I myself had shown up to the theater expecting something more. I was an Elvis fan only so far as I knew the songs from my Grandpa’s jukebox and was happy enough to watch a leather–sheathed Austin Butler prance around in Luhrmann’s film a few years before.  

That being so, I was not particularly attached to the man. I came to the theater pumped up on the prospect of girl power and ready to embrace a different hero. Just the idea of Priscilla—the hype of her forgotten story and the flurry of bouffants—had been enough to get me rooting for her. So, to say that her character ultimately fell short, for me, means that the film’s portrayal was beyond neutral; it was regressive. 

For a story that claims Priscilla’s perspective, there is remarkably little insight into her specific thoughts, emotions, and desires—at least beyond those concerning Elvis. Proponents of Coppola’s work normally praise the emotional distance she curates as an effective aesthetic; her films celebrate the world as it exists instead of taking liberties to expose or assume a character’s inner workings. This sort of objectivity can work for Coppola, leaving her characters shrouded in a decadent mystery that intrigues rather than alienates. But in the case of Priscilla, without an inside look at the fire or fight of its starring woman, all we are left with is the shallow image of a girl in distress. Pity, not inspiration, is the overwhelming product of Coppola’s surface–centric style here. 
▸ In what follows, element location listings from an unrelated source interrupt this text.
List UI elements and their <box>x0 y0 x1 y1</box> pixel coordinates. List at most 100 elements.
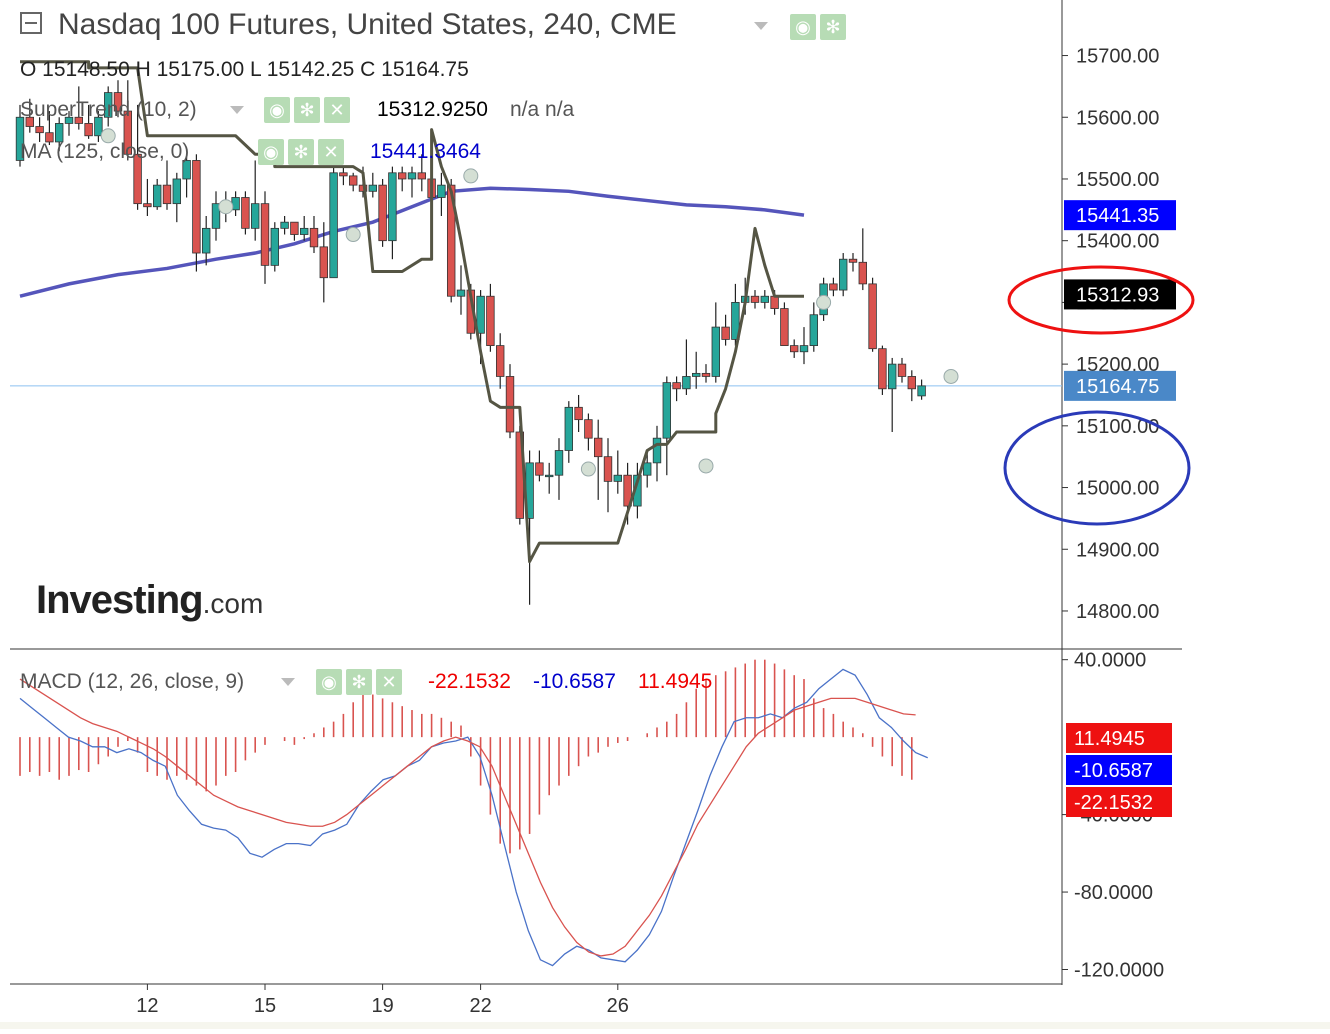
candle-body <box>319 246 328 279</box>
candle-body <box>554 450 564 476</box>
candle-body <box>692 372 701 377</box>
candle-body <box>868 283 877 350</box>
candle-body <box>241 197 250 229</box>
candle-body <box>15 116 25 161</box>
eye-icon[interactable]: ◉ <box>264 97 290 123</box>
candle-body <box>192 160 201 254</box>
candle-body <box>682 376 691 390</box>
supertrend-extra: n/a n/a <box>510 98 575 121</box>
collapse-icon[interactable] <box>20 12 42 34</box>
candle-body <box>104 92 113 118</box>
candle-body <box>378 184 387 242</box>
candle-body <box>152 184 162 208</box>
candle-body <box>564 406 573 451</box>
candle-body <box>613 474 622 482</box>
candle-body <box>94 116 103 137</box>
macd-tick-label: -80.0000 <box>1074 882 1153 904</box>
candle-body <box>760 295 769 303</box>
price-tick-label: 14900.00 <box>1076 539 1159 561</box>
candle-body <box>584 419 593 439</box>
logo-main: Investing <box>36 578 204 622</box>
candle-body <box>809 314 818 347</box>
signal-badge-bg <box>1066 723 1172 753</box>
candle-body <box>545 474 554 478</box>
crossover-marker <box>100 128 116 144</box>
candle-body <box>486 295 495 347</box>
price-pane[interactable] <box>10 60 1062 605</box>
candle-body <box>574 406 583 421</box>
ohlc-readout: O 15148.50 H 15175.00 L 15142.25 C 15164… <box>20 58 469 81</box>
annotations <box>1003 265 1195 526</box>
chevron-down-icon[interactable] <box>230 106 244 114</box>
gear-icon[interactable]: ✻ <box>346 669 372 695</box>
close-icon[interactable]: ✕ <box>324 97 350 123</box>
macd-value-3: 11.4945 <box>638 670 713 693</box>
candle-body <box>143 203 152 208</box>
crossover-marker <box>345 227 361 243</box>
chart-title: Nasdaq 100 Futures, United States, 240, … <box>58 8 677 41</box>
candle-body <box>388 172 397 242</box>
price-badges: 15441.35 15312.93 15164.75 11.4945 -10.6587 -… <box>1064 200 1176 817</box>
eye-icon[interactable]: ◉ <box>258 139 284 165</box>
supertrend-badge-bg <box>1064 279 1176 310</box>
supertrend-value: 15312.9250 <box>377 98 488 121</box>
ma-badge-text: 15441.35 <box>1076 205 1159 227</box>
blue-ellipse-annotation <box>1003 410 1191 526</box>
eye-icon[interactable]: ◉ <box>790 14 816 40</box>
crossover-marker <box>816 294 832 310</box>
chevron-down-icon[interactable] <box>754 22 768 30</box>
price-tick-label: 15700.00 <box>1076 46 1159 68</box>
chevron-down-icon[interactable] <box>281 678 295 686</box>
candle-body <box>505 376 515 433</box>
macd-line <box>19 668 928 967</box>
candle-body <box>897 363 907 377</box>
crossover-marker <box>943 368 959 384</box>
candle-body <box>476 295 485 334</box>
candle-body <box>790 345 799 353</box>
signal-badge-text: 11.4945 <box>1074 728 1145 750</box>
candle-body <box>799 345 809 353</box>
gear-icon[interactable]: ✻ <box>288 139 314 165</box>
title-buttons: ◉ ✻ <box>790 14 846 40</box>
crossover-marker <box>698 458 714 474</box>
date-tick-label: 12 <box>136 995 158 1017</box>
candle-body <box>407 172 417 180</box>
candle-body <box>603 456 613 482</box>
candle-body <box>535 462 544 476</box>
supertrend-buttons: ◉ ✻ ✕ <box>264 97 350 123</box>
ma-badge-bg <box>1064 200 1176 231</box>
close-icon[interactable]: ✕ <box>376 669 402 695</box>
macd-pane[interactable] <box>19 659 928 967</box>
macd-tick-label: 40.0000 <box>1074 650 1146 672</box>
candle-body <box>652 437 662 464</box>
price-badge-text: 15164.75 <box>1076 376 1159 398</box>
candle-body <box>162 184 172 205</box>
macd-value-1: -22.1532 <box>428 670 511 693</box>
gear-icon[interactable]: ✻ <box>820 14 846 40</box>
candle-body <box>701 372 711 377</box>
axis-layer: 15700.0015600.0015500.0015400.0015300.00… <box>136 46 1164 1017</box>
gear-icon[interactable]: ✻ <box>294 97 320 123</box>
candle-body <box>721 326 730 340</box>
candle-body <box>770 295 779 309</box>
candle-body <box>45 132 54 143</box>
candle-body <box>750 295 760 303</box>
candle-body <box>397 172 407 180</box>
ma-value: 15441.3464 <box>370 140 481 163</box>
candle-body <box>446 184 456 297</box>
eye-icon[interactable]: ◉ <box>316 669 342 695</box>
candle-body <box>711 326 720 377</box>
candle-body <box>888 363 897 390</box>
candle-body <box>84 123 93 137</box>
histogram-badge-bg <box>1066 787 1172 817</box>
investing-logo: Investing.com <box>36 578 263 623</box>
candle-body <box>662 382 671 439</box>
crossover-marker <box>580 461 596 477</box>
close-icon[interactable]: ✕ <box>318 139 344 165</box>
candle-body <box>829 283 838 291</box>
candle-body <box>348 175 358 186</box>
date-tick-label: 19 <box>371 995 393 1017</box>
candle-body <box>623 474 632 507</box>
macd-tick-label: -120.0000 <box>1074 960 1164 982</box>
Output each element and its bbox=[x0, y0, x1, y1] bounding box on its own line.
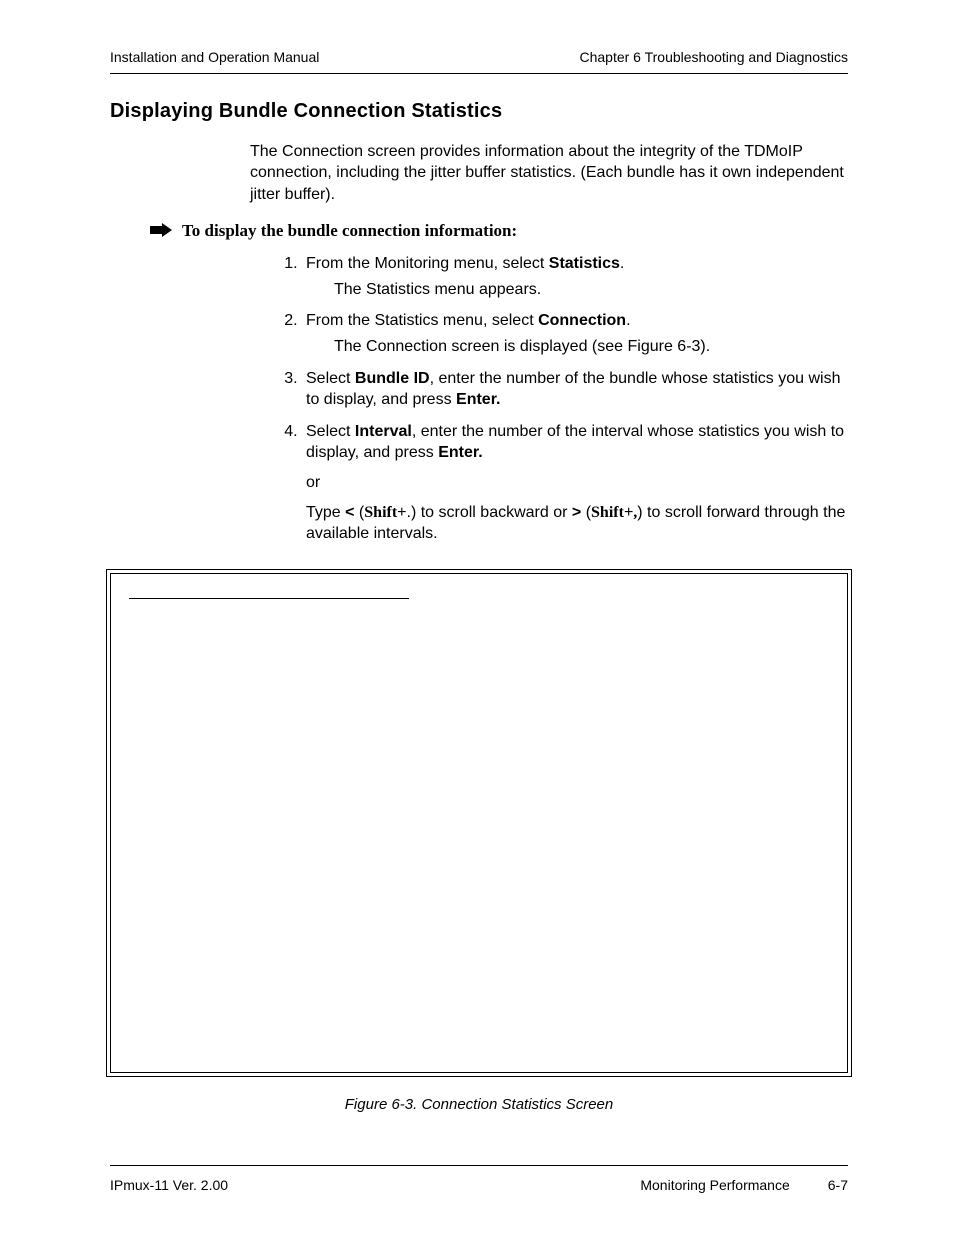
step-3-pre: Select bbox=[306, 370, 355, 387]
step-2: From the Statistics menu, select Connect… bbox=[302, 310, 848, 357]
step-3-bold2: Enter. bbox=[456, 391, 500, 408]
step-2-pre: From the Statistics menu, select bbox=[306, 312, 538, 329]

The ending might be the most confounding and character–flattening of all. Finally divorced after six years, Priscilla drives out of Graceland. The windows are down and Dolly Parton croons from the radio. But right at this precipice, this beginning of her life as an individual—the singular Priscilla her movie proclaims—the credits roll. The movie ends. The lights come up, and suddenly, the audience’s makeup appears more cakey than playful. The bouffants have started to sag. People are tired and leave quietly. There is none of the levity they walked in with; none of the pride and none of the giggly chatter.  

Perhaps it is unfair to be disappointed by the lackluster life of a trapped woman, but not every unfortunate story deserves a feature–length film. 

A better expectation for the movie might have been this: Priscilla, contrary to its name, is no redemptive biopic of the life of Priscilla Presley. Albeit well–done, visually beautiful, and generally entertaining to watch, it is ultimately just the story of a woman’s sad and strange relationship with a very famous man.